First Committee Member

David J. Die

Second Committee Member

Lynne Fieber

Third Committee Member

Sarah Meltzoff

Abstract

Black groupers (Mycteroperca bonaci) are a critical component of coral reef ecosystems as well as South Florida fisheries. It is therefore of great concern that their essential fish habitat has not yet been fully defined. Using an interdisciplinary approach, the ecology of black groupers was characterized in the Upper Florida Keys. The first part of this study utilized acoustic telemetry. Self-contained acoustic receivers were placed in an array around Conch Reef and tracked 16 tagged black groupers for 483 days. Patterns of movement behavior and habitat usage were modeled using presence-absence data. The capture-recapture program MARK was used to estimate the model parameters. It was found that spur and groove habitat was the most frequented habitat during the study period, along with artificial reef structure. Movement behavior followed patterns according to changes in seawater temperature, as well as sunrise and sunset. The second part of the study used anthropological methods based on political ecology to investigate the interactions of the black grouper population of the Upper Keys with the human residents and visitors to the area. In-depth life and work histories were conducted with stakeholders to determine the stakeholder groups involved in the political ecology of this natural resource. Seven stakeholder groups and eight subgroups interviewed over a three-month period. Paradoxically, black groupers remain a part of Upper Florida Keys culture, and demand for them has lead to increased rates of imports from other countries and fish fraud still prevails.

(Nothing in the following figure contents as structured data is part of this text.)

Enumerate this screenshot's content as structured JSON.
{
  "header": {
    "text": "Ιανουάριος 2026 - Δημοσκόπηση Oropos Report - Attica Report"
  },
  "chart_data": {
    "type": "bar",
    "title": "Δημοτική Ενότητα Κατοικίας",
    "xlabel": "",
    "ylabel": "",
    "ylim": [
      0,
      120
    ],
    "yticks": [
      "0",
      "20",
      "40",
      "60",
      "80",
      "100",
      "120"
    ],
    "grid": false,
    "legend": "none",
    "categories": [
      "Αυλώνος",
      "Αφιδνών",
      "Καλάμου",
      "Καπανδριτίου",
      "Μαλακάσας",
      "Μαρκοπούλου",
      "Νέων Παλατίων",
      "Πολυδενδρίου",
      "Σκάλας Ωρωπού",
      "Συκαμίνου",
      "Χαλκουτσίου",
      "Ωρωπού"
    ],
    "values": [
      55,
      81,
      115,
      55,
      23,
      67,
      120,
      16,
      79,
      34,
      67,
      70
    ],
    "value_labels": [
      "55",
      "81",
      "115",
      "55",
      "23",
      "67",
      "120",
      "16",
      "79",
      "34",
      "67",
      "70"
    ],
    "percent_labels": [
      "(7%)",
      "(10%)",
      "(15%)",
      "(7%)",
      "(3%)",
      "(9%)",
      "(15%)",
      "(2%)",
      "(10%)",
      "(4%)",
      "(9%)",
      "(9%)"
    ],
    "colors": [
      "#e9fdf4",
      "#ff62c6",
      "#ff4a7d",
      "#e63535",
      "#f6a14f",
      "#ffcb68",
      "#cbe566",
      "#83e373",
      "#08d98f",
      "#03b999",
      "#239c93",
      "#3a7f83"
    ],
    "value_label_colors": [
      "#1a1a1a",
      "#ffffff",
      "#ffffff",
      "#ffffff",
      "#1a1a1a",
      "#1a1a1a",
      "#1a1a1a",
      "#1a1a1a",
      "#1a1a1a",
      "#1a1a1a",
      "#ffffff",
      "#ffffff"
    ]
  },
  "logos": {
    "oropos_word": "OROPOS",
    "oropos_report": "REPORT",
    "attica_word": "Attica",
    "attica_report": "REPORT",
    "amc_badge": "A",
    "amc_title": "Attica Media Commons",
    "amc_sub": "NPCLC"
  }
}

Conducting ecological research along side an anthropological study proved to be key for obtaining a full overview of the ecology of black groupers. The study of stakeholder local knowledge can provide important information for telemetry studies, as well as inform resource managers seeking to establish enforceable regulations. The synthesis of this study showed that spatial management would be an appropriate tool for protecting black groupers juveniles, given their strong site fidelity.